I think, PapayaSF, the point is there was NO great art produced during the 20th century. While I love jazz, it is a performance, not artwork, as is composition and orchestration. Was Fellini a Shakespeare? No. Was Stravinsky a Beethoven? No. Was Pollock a Michaelangelo? Must I even answer that?

I heard Yo Yo Ma express a fantastic observation the other day on state sponsored CBC. He said that he most compares himself with a waiter in a fine restaurant. It is his job to bring fabulous food prepared by a master chef to the audience and make the experience as good as the food.

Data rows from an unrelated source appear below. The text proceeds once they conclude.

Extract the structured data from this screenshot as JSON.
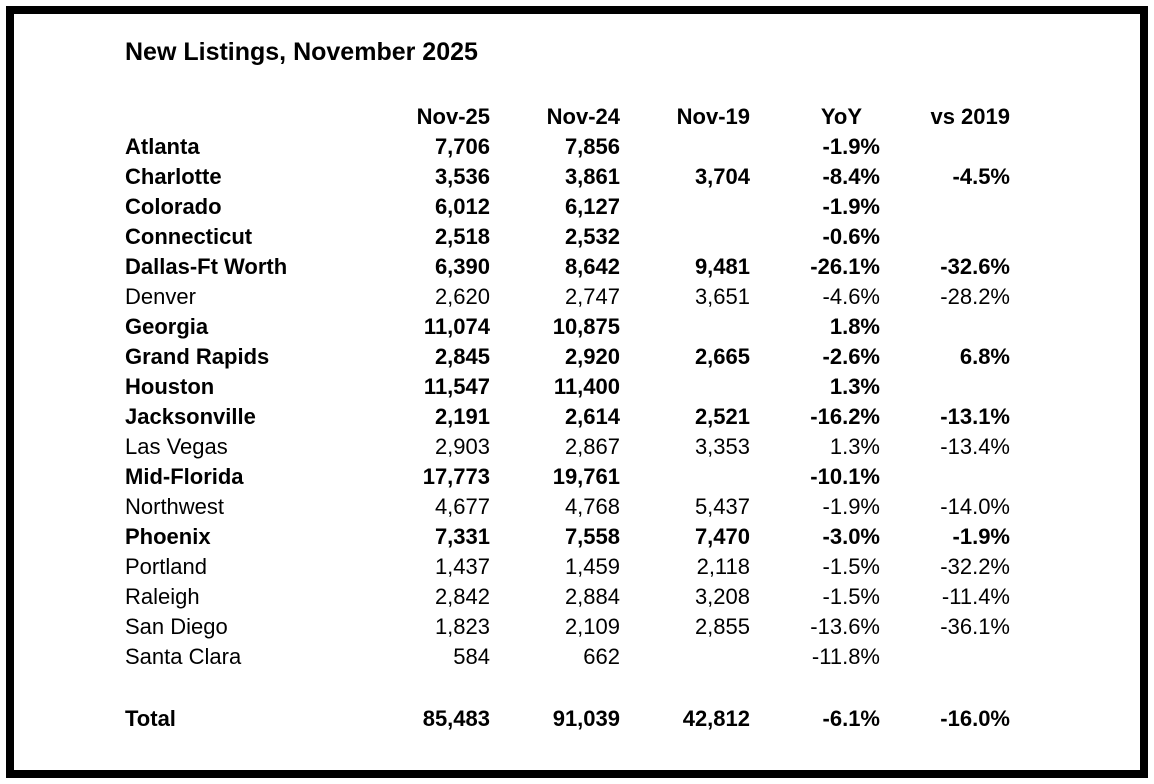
{
  "title": "New Listings, November 2025",
  "table": {
    "columns": [
      "",
      "Nov-25",
      "Nov-24",
      "Nov-19",
      "YoY",
      "vs 2019"
    ],
    "rows": [
      {
        "name": "Atlanta",
        "nov25": "7,706",
        "nov24": "7,856",
        "nov19": "",
        "yoy": "-1.9%",
        "vs2019": "",
        "bold": true
      },
      {
        "name": "Charlotte",
        "nov25": "3,536",
        "nov24": "3,861",
        "nov19": "3,704",
        "yoy": "-8.4%",
        "vs2019": "-4.5%",
        "bold": true
      },
      {
        "name": "Colorado",
        "nov25": "6,012",
        "nov24": "6,127",
        "nov19": "",
        "yoy": "-1.9%",
        "vs2019": "",
        "bold": true
      },
      {
        "name": "Connecticut",
        "nov25": "2,518",
        "nov24": "2,532",
        "nov19": "",
        "yoy": "-0.6%",
        "vs2019": "",
        "bold": true
      },
      {
        "name": "Dallas-Ft Worth",
        "nov25": "6,390",
        "nov24": "8,642",
        "nov19": "9,481",
        "yoy": "-26.1%",
        "vs2019": "-32.6%",
        "bold": true
      },
      {
        "name": "Denver",
        "nov25": "2,620",
        "nov24": "2,747",
        "nov19": "3,651",
        "yoy": "-4.6%",
        "vs2019": "-28.2%",
        "bold": false
      },
      {
        "name": "Georgia",
        "nov25": "11,074",
        "nov24": "10,875",
        "nov19": "",
        "yoy": "1.8%",
        "vs2019": "",
        "bold": true
      },
      {
        "name": "Grand Rapids",
        "nov25": "2,845",
        "nov24": "2,920",
        "nov19": "2,665",
        "yoy": "-2.6%",
        "vs2019": "6.8%",
        "bold": true
      },
      {
        "name": "Houston",
        "nov25": "11,547",
        "nov24": "11,400",
        "nov19": "",
        "yoy": "1.3%",
        "vs2019": "",
        "bold": true
      },
      {
        "name": "Jacksonville",
        "nov25": "2,191",
        "nov24": "2,614",
        "nov19": "2,521",
        "yoy": "-16.2%",
        "vs2019": "-13.1%",
        "bold": true
      },
      {
        "name": "Las Vegas",
        "nov25": "2,903",
        "nov24": "2,867",
        "nov19": "3,353",
        "yoy": "1.3%",
        "vs2019": "-13.4%",
        "bold": false
      },
      {
        "name": "Mid-Florida",
        "nov25": "17,773",
        "nov24": "19,761",
        "nov19": "",
        "yoy": "-10.1%",
        "vs2019": "",
        "bold": true
      },
      {
        "name": "Northwest",
        "nov25": "4,677",
        "nov24": "4,768",
        "nov19": "5,437",
        "yoy": "-1.9%",
        "vs2019": "-14.0%",
        "bold": false
      },
      {
        "name": "Phoenix",
        "nov25": "7,331",
        "nov24": "7,558",
        "nov19": "7,470",
        "yoy": "-3.0%",
        "vs2019": "-1.9%",
        "bold": true
      },
      {
        "name": "Portland",
        "nov25": "1,437",
        "nov24": "1,459",
        "nov19": "2,118",
        "yoy": "-1.5%",
        "vs2019": "-32.2%",
        "bold": false
      },
      {
        "name": "Raleigh",
        "nov25": "2,842",
        "nov24": "2,884",
        "nov19": "3,208",
        "yoy": "-1.5%",
        "vs2019": "-11.4%",
        "bold": false
      },
      {
        "name": "San Diego",
        "nov25": "1,823",
        "nov24": "2,109",
        "nov19": "2,855",
        "yoy": "-13.6%",
        "vs2019": "-36.1%",
        "bold": false
      },
      {
        "name": "Santa Clara",
        "nov25": "584",
        "nov24": "662",
        "nov19": "",
        "yoy": "-11.8%",
        "vs2019": "",
        "bold": false
      }
    ],
    "total": {
      "name": "Total",
      "nov25": "85,483",
      "nov24": "91,039",
      "nov19": "42,812",
      "yoy": "-6.1%",
      "vs2019": "-16.0%",
      "bold": true
    }
  },
  "colors": {
    "text": "#000000",
    "background": "#ffffff",
    "frame_border": "#000000"
  }
}
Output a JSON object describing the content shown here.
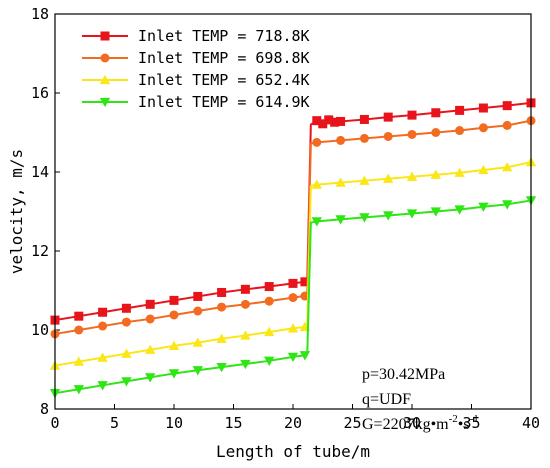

Truly great art requires a patron or the only avenue of employment for a composer is to be a teacher (or something lucrative but poisonous, like film composing). This was why the truly great Felix Mendelssohn spent far too little of his time composing.

Posted by: Randall Voth at August 17, 2007 1:45 AM

One thing to add:

Gutzon Borglum's Mount Rushmore is a truly great work of art -- yes, 20th century -- and an excellent example of what is possible with American state sponsorship. Though, I doubt anyone would be willing anymore to go through the hell he went through to finish the project.

Posted by: Randall Voth at August 17, 2007 2:06 AM

WE take it, then, that there has happened something supremely paradoxical, but which was in truth most natural; from the very opening-out
of the world and of life for the average man, his soul has shut up within him. Well, then, I maintain that it is in this obliteration of the
average soul that the rebellion of the masses consists, and in this in its turn lies the gigantic problem set before humanity to-day.

Is it not a sign of immense progress that the masses should have "ideas," that is to say, should be cultured? By no means. The "ideas" of the
average man are not genuine ideas, nor is their possession culture. An idea is a putting truth in checkmate. Whoever wishes to have ideas
must first prepare himself to desire truth and to accept the rules of the game imposed by it. It is no use speaking of ideas when there is no
acceptance of a higher authority to regulate them, a series of standards to which it is possible to appeal in a discussion. These standards are
the principles on which culture rests. I am not concerned with the form they take. What I affirm is that there is no culture where there are
no standards to which our fellow-men can have recourse. There is no culture where there are no principles of legality to which to appeal.
There is no culture where there is no acceptance of certain final intellectual positions to which a dispute may be referred. There is no
culture where economic relations are not subject to a regulating principle to protect interests involved. There is no culture where aesthetic
controversy does not recognise the necessity of justifying the work of art.

When all these things are lacking there is no culture; there is in the strictest sense of the word, barbarism. And let us not deceive ourselves,
this is what is beginning to appear in Europe under the progressive rebellion of the masses. The traveller who arrives in a barbarous country
knows that in that territory there are no ruling principles to which it is possible to appeal. Properly speaking, there are no barbarian
standards. Barbarism is the absence of standards to which appeal can be made.

http://www.brothersjudd.com/index.cfm/fuseaction/reviews.detail/book_id/967/

Posted by: Ortega y Gasset at August 17, 2007 6:59 AM

On the one hand you wish to claim that the great innovation of the American system was Separation, but on the other need to deny that Religion was government on this discrete point. A non-hunting dog.